HRA populates menus with food such as wild-caught seafood, fresh produce and locally sourced meats. According to its website, the company sources fruits and veggies, coffee and other fare from local food producers such as Tractor Beverage, Lipman Farms and Thrive Farmers.

That approach has helped the operator slash its raw food budget around 20% annually. Polito credits this to the culinary talent across the company and because everything is produced in-house, it cuts out production premiums from suppliers.

“There’s kind of a misconception that because we’re elevating all these items and ingredients that it’s going to it’s going to correlate to a large increase in goods and cost of goods, but it actually works in the opposite way because we’re getting very, very savvy professional chefs that know how to handle it and work with these products,” Polito said.

Residents and their families prefer restaurants like the ones HRA operates over the old way of senior living dining, according to Polito. HRA features its dining in marketing and advertises menus and ingredients that “speak to” incoming residents who desire more health-conscious sustainable fare,” he said.

Serving up new concepts

HRA is in the process of rolling out new concepts for its communities to keep the innovation wheel turning. For example, among the operator’s newest forthcoming offerings is The Cove, a bar concept that focuses on non alcoholic, botanical drinks and alcohol-free happy hours where many different kinds of residents can mingle.

The non-alcoholic drinks are made with ingredients that Polito said promote immune systems or reduce inflammation.

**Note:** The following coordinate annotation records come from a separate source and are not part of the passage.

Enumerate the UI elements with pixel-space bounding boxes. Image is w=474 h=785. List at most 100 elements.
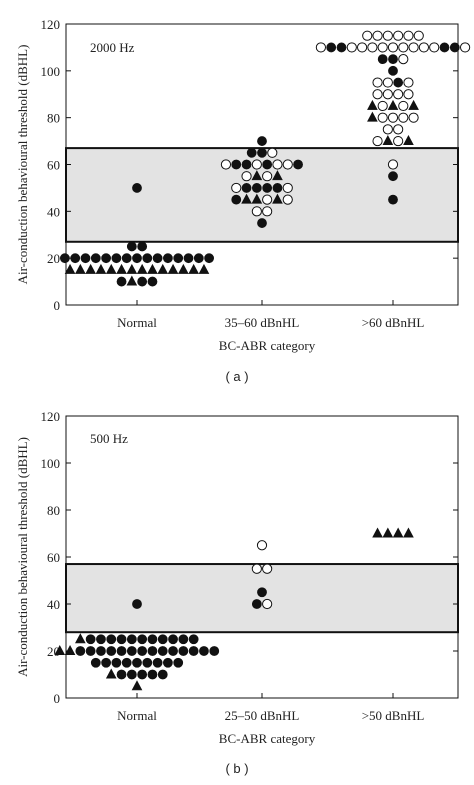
data-point-filled-circle: [393, 77, 404, 88]
y-tick-label: 40: [47, 204, 60, 219]
data-point-triangle: [75, 633, 86, 644]
data-point-filled-circle: [188, 646, 199, 656]
data-point-filled-circle: [262, 159, 273, 170]
x-tick-label: Normal: [117, 708, 157, 723]
y-tick-label: 0: [54, 298, 61, 313]
data-point-filled-circle: [147, 646, 158, 656]
data-point-filled-circle: [272, 183, 283, 193]
data-point-triangle: [392, 527, 404, 538]
data-point-open-circle: [398, 42, 409, 53]
data-point-filled-circle: [162, 657, 173, 668]
data-point-filled-circle: [173, 253, 184, 264]
data-point-open-circle: [398, 54, 409, 65]
data-point-filled-circle: [126, 241, 137, 252]
data-point-filled-circle: [85, 634, 96, 645]
data-point-triangle: [403, 135, 414, 146]
data-point-open-circle: [377, 42, 388, 53]
y-tick-label: 100: [41, 64, 61, 79]
y-tick-label: 20: [47, 251, 60, 266]
data-point-triangle: [136, 263, 148, 274]
data-point-triangle: [241, 193, 252, 204]
data-point-triangle: [95, 263, 107, 274]
data-point-open-circle: [282, 159, 293, 170]
data-point-filled-circle: [111, 657, 122, 668]
y-tick-label: 80: [47, 503, 60, 518]
data-point-open-circle: [372, 89, 383, 100]
data-point-filled-circle: [231, 194, 242, 205]
data-point-open-circle: [377, 112, 388, 123]
data-point-filled-circle: [262, 183, 273, 193]
data-point-filled-circle: [126, 646, 137, 656]
data-point-filled-circle: [326, 42, 337, 53]
data-point-triangle: [131, 680, 143, 691]
data-point-filled-circle: [96, 634, 106, 645]
data-point-filled-circle: [241, 159, 252, 170]
data-point-triangle: [126, 275, 138, 286]
data-point-filled-circle: [75, 646, 86, 656]
data-point-filled-circle: [116, 634, 127, 645]
data-point-filled-circle: [147, 276, 158, 287]
normal-range-band: [65, 563, 459, 634]
data-point-triangle: [105, 263, 117, 274]
data-point-filled-circle: [209, 646, 220, 656]
data-point-filled-circle: [388, 54, 398, 65]
data-point-filled-circle: [183, 253, 194, 264]
data-point-filled-circle: [142, 657, 153, 668]
data-point-triangle: [198, 263, 210, 274]
data-point-open-circle: [372, 77, 383, 88]
data-point-filled-circle: [101, 253, 111, 264]
data-point-triangle: [178, 263, 189, 274]
data-point-open-circle: [282, 194, 293, 205]
data-point-filled-circle: [116, 646, 127, 656]
data-point-filled-circle: [147, 669, 158, 680]
data-point-triangle: [64, 644, 76, 655]
data-point-open-circle: [382, 77, 393, 88]
data-point-filled-circle: [388, 194, 398, 205]
data-point-filled-circle: [251, 599, 262, 609]
data-point-filled-circle: [388, 65, 398, 76]
data-point-filled-circle: [90, 253, 101, 264]
data-point-open-circle: [393, 135, 404, 147]
data-point-filled-circle: [188, 634, 199, 645]
data-point-triangle: [105, 668, 117, 679]
data-point-filled-circle: [96, 646, 106, 656]
data-point-triangle: [367, 99, 378, 110]
data-point-open-circle: [382, 89, 393, 100]
data-point-filled-circle: [132, 599, 142, 609]
y-tick-label: 60: [47, 550, 60, 565]
y-tick-label: 0: [54, 691, 61, 706]
y-tick-label: 120: [41, 409, 61, 424]
data-point-open-circle: [413, 30, 424, 41]
data-point-filled-circle: [241, 183, 252, 193]
data-point-open-circle: [251, 563, 262, 574]
data-point-open-circle: [382, 30, 393, 41]
data-point-open-circle: [393, 124, 404, 135]
data-point-filled-circle: [336, 42, 347, 53]
data-point-triangle: [382, 527, 394, 538]
data-point-filled-circle: [111, 253, 122, 264]
data-point-triangle: [408, 99, 419, 110]
data-point-filled-circle: [137, 634, 148, 645]
data-point-filled-circle: [377, 54, 388, 65]
data-point-filled-circle: [121, 657, 132, 668]
data-point-filled-circle: [60, 253, 70, 264]
data-point-open-circle: [398, 100, 409, 112]
data-point-filled-circle: [178, 646, 189, 656]
data-point-filled-circle: [152, 657, 163, 668]
data-point-filled-circle: [231, 159, 242, 170]
data-point-open-circle: [251, 159, 262, 170]
data-point-open-circle: [393, 89, 404, 100]
data-point-filled-circle: [137, 241, 148, 252]
data-point-filled-circle: [439, 42, 450, 53]
data-point-triangle: [272, 193, 283, 204]
y-axis-label: Air-conduction behavioural threshold (dB…: [15, 437, 30, 677]
plot-frame: [65, 415, 459, 699]
data-point-filled-circle: [199, 646, 209, 656]
data-point-triangle: [64, 263, 76, 274]
data-point-filled-circle: [137, 276, 148, 287]
panel-label: ( a ): [225, 369, 248, 384]
data-point-open-circle: [393, 30, 404, 41]
x-axis-label: BC-ABR category: [219, 338, 316, 353]
data-point-filled-circle: [168, 634, 178, 645]
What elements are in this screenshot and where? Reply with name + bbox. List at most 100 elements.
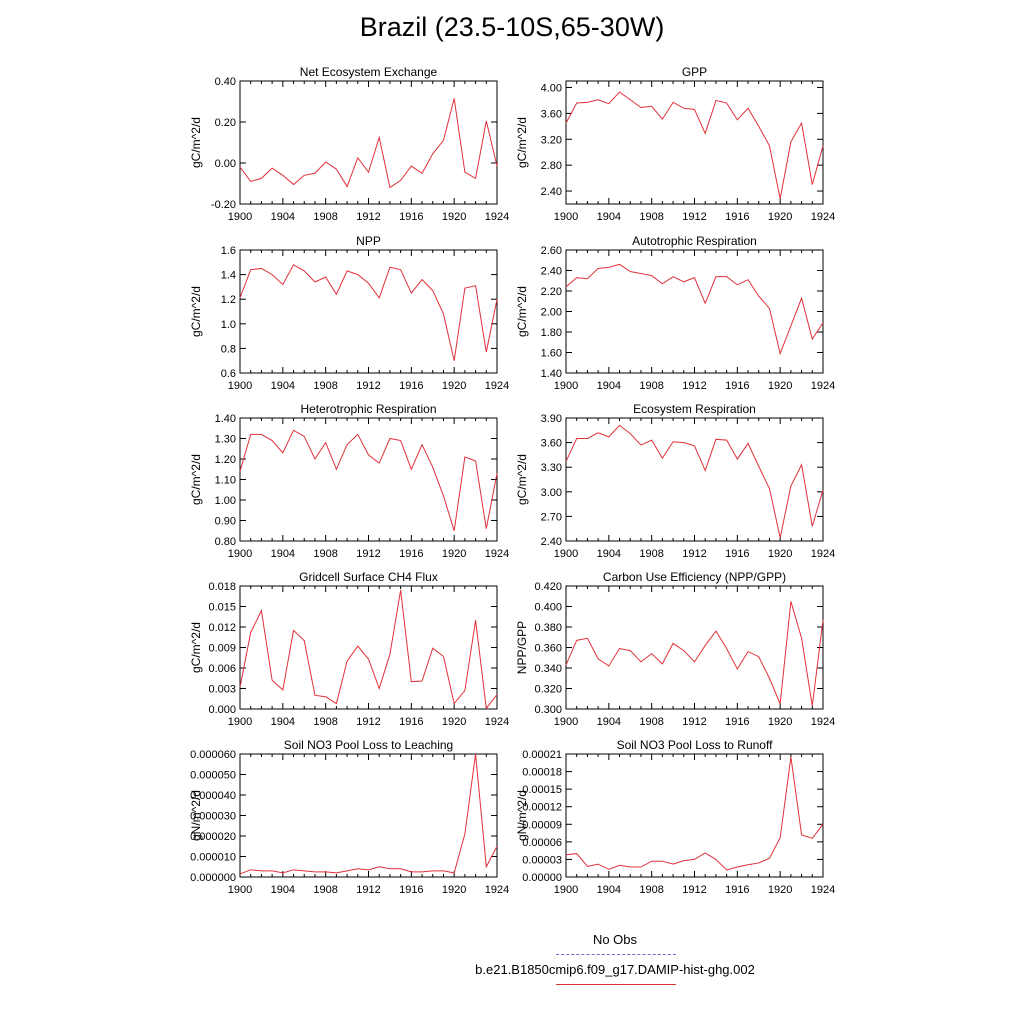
- plot-frame-9: [565, 753, 824, 878]
- y-tick-label-1-4: 4.00: [541, 82, 562, 94]
- y-axis-label-6: gC/m^2/d: [189, 622, 203, 673]
- x-tick-label-9-4: 1916: [725, 884, 749, 896]
- y-tick-label-9-2: 0.00006: [522, 837, 562, 849]
- page-title: Brazil (23.5-10S,65-30W): [359, 12, 665, 42]
- x-tick-label-3-5: 1920: [768, 380, 792, 392]
- x-tick-label-2-1: 1904: [271, 380, 295, 392]
- y-tick-label-4-6: 1.40: [215, 413, 236, 425]
- y-tick-label-9-1: 0.00003: [522, 854, 562, 866]
- y-tick-label-3-3: 2.00: [541, 307, 562, 319]
- y-tick-label-8-5: 0.000050: [190, 770, 236, 782]
- y-tick-label-4-4: 1.20: [215, 454, 236, 466]
- x-tick-label-2-3: 1912: [356, 380, 380, 392]
- x-tick-label-0-3: 1912: [356, 211, 380, 223]
- y-tick-label-3-2: 1.80: [541, 327, 562, 339]
- y-tick-label-6-5: 0.015: [208, 602, 236, 614]
- y-tick-label-1-0: 2.40: [541, 186, 562, 198]
- series-line-9-0: [565, 756, 824, 871]
- x-tick-label-3-3: 1912: [682, 380, 706, 392]
- y-tick-label-8-4: 0.000040: [190, 790, 236, 802]
- y-tick-label-6-1: 0.003: [208, 684, 236, 696]
- x-tick-label-6-4: 1916: [399, 716, 423, 728]
- x-tick-label-7-4: 1916: [725, 716, 749, 728]
- x-tick-label-0-6: 1924: [485, 211, 509, 223]
- chart-title-3: Autotrophic Respiration: [632, 234, 757, 248]
- y-tick-label-2-0: 0.6: [221, 368, 236, 380]
- y-tick-label-5-2: 3.00: [541, 487, 562, 499]
- y-tick-label-6-2: 0.006: [208, 663, 236, 675]
- x-tick-label-2-6: 1924: [485, 380, 509, 392]
- x-tick-label-7-3: 1912: [682, 716, 706, 728]
- x-tick-label-6-0: 1900: [228, 716, 252, 728]
- y-tick-label-2-3: 1.2: [221, 294, 236, 306]
- x-tick-label-5-6: 1924: [811, 548, 835, 560]
- y-tick-label-5-0: 2.40: [541, 536, 562, 548]
- y-tick-label-7-3: 0.360: [534, 643, 562, 655]
- y-tick-label-8-3: 0.000030: [190, 811, 236, 823]
- y-tick-label-7-1: 0.320: [534, 684, 562, 696]
- x-tick-label-9-2: 1908: [639, 884, 663, 896]
- x-tick-label-6-3: 1912: [356, 716, 380, 728]
- y-tick-label-4-1: 0.90: [215, 516, 236, 528]
- plot-frame-6: [239, 585, 498, 710]
- y-axis-label-2: gC/m^2/d: [189, 286, 203, 337]
- y-tick-label-2-2: 1.0: [221, 319, 236, 331]
- x-tick-label-1-6: 1924: [811, 211, 835, 223]
- x-tick-label-8-4: 1916: [399, 884, 423, 896]
- x-tick-label-2-4: 1916: [399, 380, 423, 392]
- plot-frame-4: [239, 417, 498, 542]
- chart-title-2: NPP: [356, 234, 381, 248]
- x-tick-label-5-5: 1920: [768, 548, 792, 560]
- y-tick-label-4-5: 1.30: [215, 434, 236, 446]
- y-tick-label-0-0: -0.20: [211, 199, 236, 211]
- y-axis-label-1: gC/m^2/d: [515, 117, 529, 168]
- x-tick-label-9-3: 1912: [682, 884, 706, 896]
- plot-frame-5: [565, 417, 824, 542]
- chart-title-9: Soil NO3 Pool Loss to Runoff: [617, 738, 774, 752]
- y-tick-label-4-0: 0.80: [215, 536, 236, 548]
- x-tick-label-5-2: 1908: [639, 548, 663, 560]
- y-tick-label-5-1: 2.70: [541, 511, 562, 523]
- y-tick-label-1-2: 3.20: [541, 134, 562, 146]
- y-tick-label-7-6: 0.420: [534, 581, 562, 593]
- chart-title-0: Net Ecosystem Exchange: [300, 65, 438, 79]
- x-tick-label-7-1: 1904: [597, 716, 621, 728]
- y-tick-label-1-3: 3.60: [541, 108, 562, 120]
- series-line-5-0: [565, 424, 824, 538]
- x-tick-label-3-0: 1900: [554, 380, 578, 392]
- x-tick-label-5-0: 1900: [554, 548, 578, 560]
- x-tick-label-0-0: 1900: [228, 211, 252, 223]
- y-tick-label-5-5: 3.90: [541, 413, 562, 425]
- x-tick-label-6-2: 1908: [313, 716, 337, 728]
- x-tick-label-0-4: 1916: [399, 211, 423, 223]
- x-tick-label-7-2: 1908: [639, 716, 663, 728]
- x-tick-label-8-6: 1924: [485, 884, 509, 896]
- x-tick-label-8-1: 1904: [271, 884, 295, 896]
- series-line-0-0: [239, 98, 498, 189]
- x-tick-label-4-5: 1920: [442, 548, 466, 560]
- y-tick-label-0-2: 0.20: [215, 117, 236, 129]
- y-tick-label-2-4: 1.4: [221, 270, 236, 282]
- x-tick-label-2-5: 1920: [442, 380, 466, 392]
- x-tick-label-1-2: 1908: [639, 211, 663, 223]
- plot-frame-1: [565, 80, 824, 205]
- y-tick-label-8-2: 0.000020: [190, 831, 236, 843]
- y-tick-label-9-7: 0.00021: [522, 749, 562, 761]
- x-tick-label-0-2: 1908: [313, 211, 337, 223]
- x-tick-label-2-0: 1900: [228, 380, 252, 392]
- chart-title-8: Soil NO3 Pool Loss to Leaching: [284, 738, 453, 752]
- y-axis-label-5: gC/m^2/d: [515, 454, 529, 505]
- y-tick-label-5-4: 3.60: [541, 438, 562, 450]
- x-tick-label-3-1: 1904: [597, 380, 621, 392]
- y-axis-label-0: gC/m^2/d: [189, 117, 203, 168]
- x-tick-label-4-3: 1912: [356, 548, 380, 560]
- y-tick-label-0-3: 0.40: [215, 76, 236, 88]
- chart-title-6: Gridcell Surface CH4 Flux: [299, 570, 438, 584]
- y-tick-label-4-3: 1.10: [215, 475, 236, 487]
- plot-frame-0: [239, 80, 498, 205]
- y-tick-label-5-3: 3.30: [541, 462, 562, 474]
- x-tick-label-0-5: 1920: [442, 211, 466, 223]
- y-tick-label-7-0: 0.300: [534, 704, 562, 716]
- x-tick-label-8-5: 1920: [442, 884, 466, 896]
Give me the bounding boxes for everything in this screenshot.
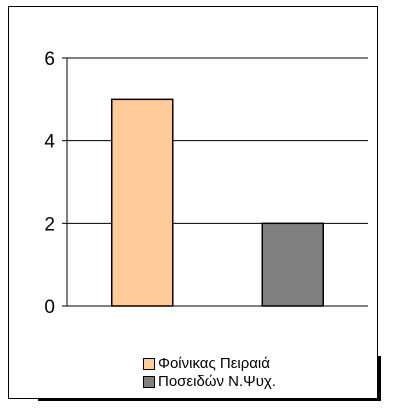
legend-swatch xyxy=(143,376,155,388)
chart-shadow-right xyxy=(377,356,381,401)
axes xyxy=(66,58,368,307)
y-tick-label: 2 xyxy=(44,214,55,235)
chart-shadow-bottom xyxy=(38,399,381,401)
y-tick-label: 6 xyxy=(44,49,55,70)
chart-border xyxy=(8,6,378,399)
bars xyxy=(111,98,324,307)
bar-2 xyxy=(261,222,324,307)
chart-area: 0 2 4 6 Φοίνικας Πειραιά Ποσειδών Ν.Ψυχ. xyxy=(8,6,383,401)
legend-label: Ποσειδών Ν.Ψυχ. xyxy=(158,373,276,390)
legend: Φοίνικας Πειραιά Ποσειδών Ν.Ψυχ. xyxy=(143,355,383,391)
y-tick-labels: 0 2 4 6 xyxy=(44,49,55,318)
y-tick-label: 0 xyxy=(44,297,55,318)
bar-chart: 0 2 4 6 xyxy=(8,6,381,401)
legend-item: Ποσειδών Ν.Ψυχ. xyxy=(143,373,383,391)
legend-item: Φοίνικας Πειραιά xyxy=(143,355,383,373)
y-tick-label: 4 xyxy=(44,132,55,153)
legend-label: Φοίνικας Πειραιά xyxy=(158,355,270,372)
bar-1 xyxy=(111,98,174,307)
legend-swatch xyxy=(143,358,155,370)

“It really speaks to our residents in our communities, but it also speaks to the younger generations that are looking for these kinds of alternatives to alcohol,” Polito said. “It’s something that I feel is very unique to us.”

Polito added he is also in the process of developing a dining program around ingredients thought to have positive effects on cognition, such as lionsmane mushroom coffees and food containing omega-3 fatty acids.

Looking ahead, Polito believes technology use and adoption will drive the company’s next chapter. The operator is updating and making changes to its point of sale system, which tracks how residents’ “dining dollars” are being spent.

“I think technology is going to play a huge part in really elevating the hospitality experience, but not only elevating but also creating efficiencies within our operation to be able to provide even more services, and an even higher level of service to our residents,” Polito said. “I think that’ll be the next thing that we really look toward.”